Akibat dari kemacetan ini adalah:
  1. Pergerakan bus menjadi lambat, sehingga...
  2. Frekuensi kedatangan bus menjadi rendah, sehingga...
  3. Orang yang mengantre di halte menjadi ramai, sehingga...
  4. Begitu bus sampai di halte, tidak semua orang kedapatan menaiki bus, sehingga...
  5. Harus menunggu kedatangan bus berikutnya, sehingga...
  6. ... tekanan darah saya meningkat karena perjalanan dari rumah ke kantor menjadi lama.
Seluruh akibat itu saya rasakan setiap hari, ditambah dengan setiap kali naik TJ (Transjakarta) untuk jalan-jalan di Jakarta. Hingga suatu ketika saya muak, dan menjadi marah. Bagaimana mungkin fasilitas umum untuk masa depan beroperasi seperti ini?

Akhirnya energi amarah yang meluap-luap itu saya alirkan ke ide untuk membuat sistem yang dapat menghitung metrik-metrik Transjakarta, seperti waktu tunggu, waktu perjalanan dari halte ke halte, rata-rata kedatangan bus, dan sebagainya. Dengan metrik tersebut, saya dapat mengukur apakah untuk suatu perjalanan saya akan menggunakan Transjakarta. Apabila ternyata data menunjukkan perjalanannya akan memakan waktu lama, lebih baik saya naik ojek.

Sebagai bonus, barangkali saya bisa menghasilkan semacam laporan yang berisi "efisiensi" TJ. Bayangannya adalah tabel berisi seluruh halte dan trayek tujuan, berikut waktu tunggu rerata kedatangan bus. Tidak hanya itu, berbagai informasi lainnya juga bisa diturunkan. Laporan ini bisa disampaikan ke pihak TJ, pemerintah daerah, atau pihak yang bertanggung jawab atas lalu lintas. Kemudian mereka bisa menggunakannya untuk mengetahui situasi dan mengambil keputusan. Seperti:
  • "oh ternyata waktu tunggu di daerah Bendungan Hilir jam 6 sore mencapai 40 menit, mungkin sebaiknya kita tambahkan bus di sana"
  • "banyaknya bus yang beroperasi di koridor 11 ternyata tinggal 60% dari yang awalnya diatur, dikarenakan bus-busnya yang mulai rusak dan tidak beroperasi lagi. Saatnya kita remajakan"
  • "waktu tempuh antar halte di jalur Slipi jam 7 pagi sangat parah, ada apa gerangan? Apakah jalur busway di sana tidak steril karena kendaraan lain?
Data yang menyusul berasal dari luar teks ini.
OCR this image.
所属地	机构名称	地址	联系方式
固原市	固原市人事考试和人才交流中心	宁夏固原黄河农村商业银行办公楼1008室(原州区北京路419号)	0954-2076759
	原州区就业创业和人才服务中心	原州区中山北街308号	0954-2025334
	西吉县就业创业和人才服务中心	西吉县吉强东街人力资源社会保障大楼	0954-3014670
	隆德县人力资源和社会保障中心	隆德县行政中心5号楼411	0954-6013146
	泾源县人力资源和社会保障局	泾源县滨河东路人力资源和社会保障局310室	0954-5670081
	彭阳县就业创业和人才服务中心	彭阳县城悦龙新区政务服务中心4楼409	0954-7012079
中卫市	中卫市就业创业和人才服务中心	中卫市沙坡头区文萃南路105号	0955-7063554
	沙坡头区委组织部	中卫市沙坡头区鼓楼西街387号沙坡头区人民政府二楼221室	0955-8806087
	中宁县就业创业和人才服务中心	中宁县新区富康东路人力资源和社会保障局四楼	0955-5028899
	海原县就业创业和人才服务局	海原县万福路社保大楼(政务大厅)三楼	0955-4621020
Mungkin saatnya kita pasang CCTV di sana untuk mencatat plat nomor kendaraan-kendaraan liar itu, lalu kita denda"
Yah tentunya masih banyak yang bisa dilakukan kalau kita punya datanya. Berhubung saya sudah pensiun pemrograman kompetitif, sepertinya ide ini bisa diwujudkan sebagai proyek sampingan.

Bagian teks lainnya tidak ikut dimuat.